Donald Trump says 'they're not taking the White House', vows to continue fighting

President Donald Trump

Donald Trump told his supporters "they're not taking the White House" during a rally in Georgia - the state where he urged officials to "find" votes.

The outgoing President continues to deny the result of last year's election, which he lost to Joe Biden and makes claims of voting irregularities.

The electoral votes are due to be certified on Wednesday before President-elect Biden takes office on January 20, but Trump is still refusing to bow out.

During a speech in the city of Dalton on Monday evening, Trump said: "We have to go. We have to go all the way. You watch what happens over the next couple of weeks...

"They're not taking this White House. We're going to fight like hell."

He was campaigning for Republican Senators Kelly Loeffler and David Purdue ahead of Tuesday's crucial run-off election against Democrats Raphael Warnock and Jon Ossoff.

Defeat could hand incoming President Biden control of the Senate, paving the way for him to more easily pass legislation.

"There's no way we lost Georgia, there's no way," Trump told supporters, before adding: "The election was rigged."

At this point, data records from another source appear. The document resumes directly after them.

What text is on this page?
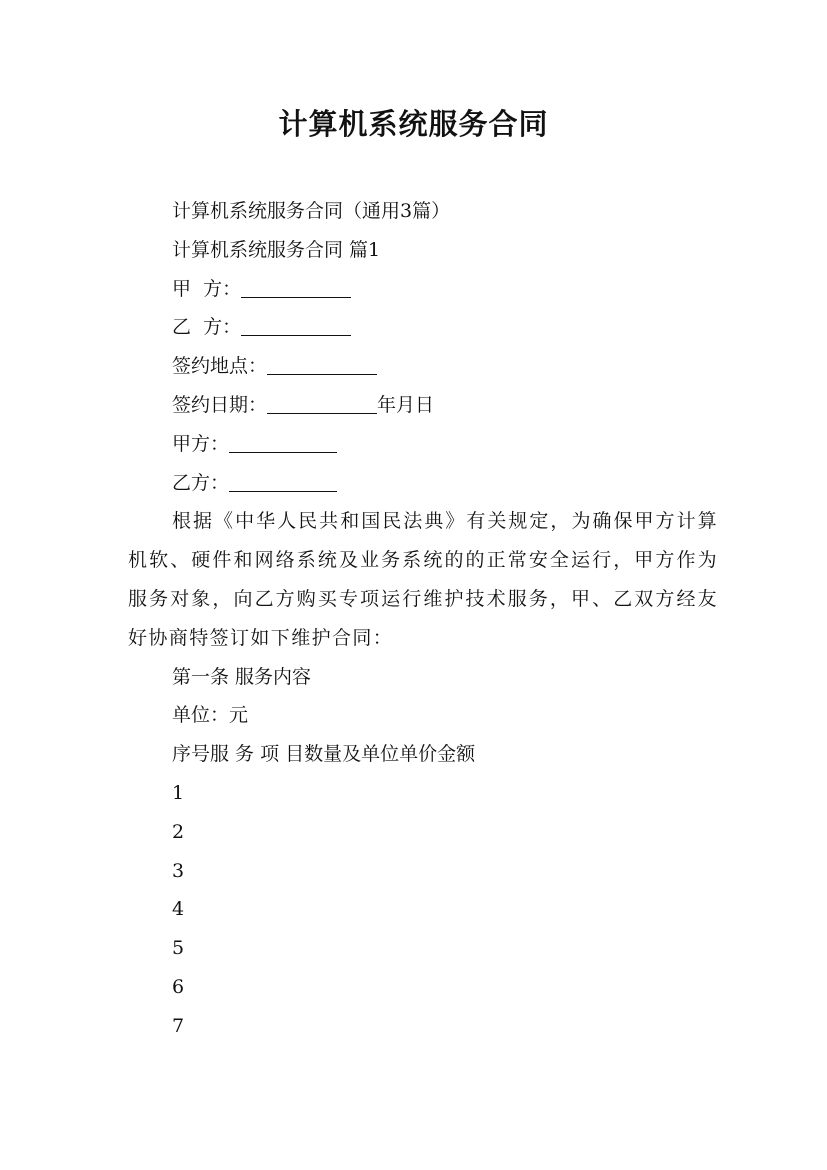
计算机系统服务合同
计算机系统服务合同（通用3篇）
计算机系统服务合同 篇1
甲  方：
乙  方：
签约地点：
签约日期：	年月日
甲方：
乙方：
根据《中华人民共和国民法典》有关规定，为确保甲方计算机软、硬件和网络系统及业务系统的的正常安全运行，甲方作为服务对象，向乙方购买专项运行维护技术服务，甲、乙双方经友好协商特签订如下维护合同：
第一条 服务内容
单位：元
序号服 务 项 目数量及单位单价金额
1
2
3
4
5
6
7
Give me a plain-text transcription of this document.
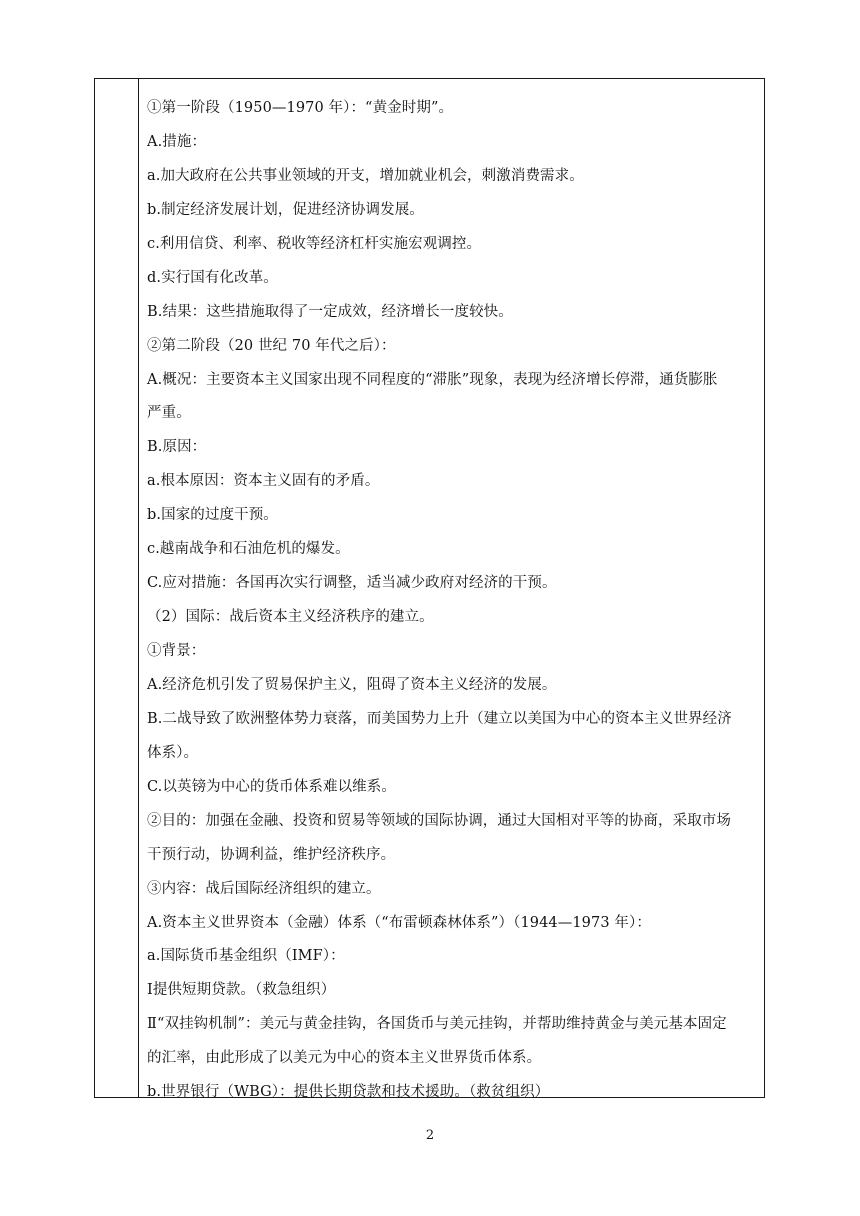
①第一阶段（1950—1970 年）：“黄金时期”。
A.措施：
a.加大政府在公共事业领域的开支，增加就业机会，刺激消费需求。
b.制定经济发展计划，促进经济协调发展。
c.利用信贷、利率、税收等经济杠杆实施宏观调控。
d.实行国有化改革。
B.结果：这些措施取得了一定成效，经济增长一度较快。
②第二阶段（20 世纪 70 年代之后）：
A.概况：主要资本主义国家出现不同程度的“滞胀”现象，表现为经济增长停滞，通货膨胀
严重。
B.原因：
a.根本原因：资本主义固有的矛盾。
b.国家的过度干预。
c.越南战争和石油危机的爆发。
C.应对措施：各国再次实行调整，适当减少政府对经济的干预。
（2）国际：战后资本主义经济秩序的建立。
①背景：
A.经济危机引发了贸易保护主义，阻碍了资本主义经济的发展。
B.二战导致了欧洲整体势力衰落，而美国势力上升（建立以美国为中心的资本主义世界经济
体系）。
C.以英镑为中心的货币体系难以维系。
②目的：加强在金融、投资和贸易等领域的国际协调，通过大国相对平等的协商，采取市场
干预行动，协调利益，维护经济秩序。
③内容：战后国际经济组织的建立。
A.资本主义世界资本（金融）体系（“布雷顿森林体系”）（1944—1973 年）：
a.国际货币基金组织（IMF）：
Ⅰ提供短期贷款。（救急组织）
Ⅱ“双挂钩机制”：美元与黄金挂钩，各国货币与美元挂钩，并帮助维持黄金与美元基本固定
的汇率，由此形成了以美元为中心的资本主义世界货币体系。
b.世界银行（WBG）：提供长期贷款和技术援助。（救贫组织）
2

He later claimed he would campaign against Georgia Governor Brian Kemp and Georgia Secretary of State Brad Raffensperger - officials who he was recorded begging to help him overturn the election result.

"I'll be here in about a year-and-a-half campaigning against your governor, I'll guarantee you that," he said. "I had two elections. I won both of them," he falsely claimed.

"Your governor and your secretary of state are petrified of Stacey Abram," Trump continued, before labelling them Republicans in name only.

"What they've done to your state, these two people, they say they're Republicans, I really don't think so."

It comes as city officials in Washington warned Trump supporters not to bring guns to protests against congressional certification of his election defeat and enlisted hundreds of National Guard troops to help keep order.

In a call on Saturday, the President told Raffensperger and Kemp to "find" enough votes to make him the victor in the Southern state, according to a recording published by the Washington Post.

Raffensperger has since told ABC: "I never believed it was appropriate to speak to the president, but he pushed out, I guess he had his staff push us. They wanted a call."

Two Democratic members of Congress asked FBI Director Christopher Wray yesterday to investigate the call.

"We believe Donald Trump engaged in solicitation of, or conspiracy to commit, a number of election crimes. We ask you to open an immediate criminal investigation into the president," they said in a statement.

Raffensperger and his office's general counsel rejected Trump's assertions of electoral fraud in the hour-long conversation.

"We took the call, and we had a conversation. He did most of the talking, we did most of the listening," Raffensperger said.

"But I did want to make my points that the data that he has is just plain wrong. He had hundreds and hundreds of people he said that were dead that voted. We found two. That's an example of just he has bad data."

Trump for two months has been claiming contrary to evidence that his loss to Democratic President-elect Joe Biden was the result of widespread fraud.

Multiple state and federal reviews, as well as courts, have rejected those claims as unsupported.

Biden won the state-by-state Electoral College by 306-232 and carried the popular vote by more than seven million ballots.